The mandatory long census form is being replaced with a voluntary survey next year, something the coalition said will provide virtually useless data.

Don Drummond, an economics adviser to TD Bank Financial Group as well as a member of the national advisory council for Statistics Canada, also weighed in.

He said white middle class people would be over-represented in a voluntary census and the valuable information gained from studying census data as it changes every five years would be lost.

"We'll have this break in the data," Mr. Drummond said. "I think we're going to be in a fog."

The director of Toronto Public Health, Carol Timmings, said her department would never have been able to target the most vulnerable people in the city during the H1N1 pandemic without census data.

She said only a small of number of vaccines was provided in the early days of the scare and it was important to make sure they got to the right people.

Ms. Timmings said the burden of filling out the form must be balanced with the value of what the information brings to Canadians.

"I think it's making the data real and helping them see how that information matters and can impact in a positive way their lives."

The government showed no sign of changing its position Tuesday.

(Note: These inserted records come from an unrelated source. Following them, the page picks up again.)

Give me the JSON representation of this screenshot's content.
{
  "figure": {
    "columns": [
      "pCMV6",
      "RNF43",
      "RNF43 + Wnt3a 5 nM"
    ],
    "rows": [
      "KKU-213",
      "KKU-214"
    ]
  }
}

"I think that government forcing people, threatening to put people in jail if they don't tell the government how many bathrooms they have is a bit heavy-handed, and a bit ridiculous frankly," Transport Minister John Baird said in Ottawa.

"We will respect people's right to privacy."

The government will still make sure all the appropriate information is gathered, added Marjorie LeBreton, who leads the Tories in the Senate.

"There's still going to be a long form. The only difference is, this is voluntary. Canadians, I believe and we believe, will be very happy to fill in the long forms," she said.

"The only difference between what we're doing and what was done in the past is that we, as John said, we will not be throwing people in jail and threatening them with fines and chasing them around forever for not filling in the long form."

Industry Minister Tony Clement has said the decision was in response to Canadians who found the questions in the mandatory long form too intrusive.

According to government plans as they now stand, the mandatory short form, which includes questions about the number of people in a household and the language they speak there, would stay the same.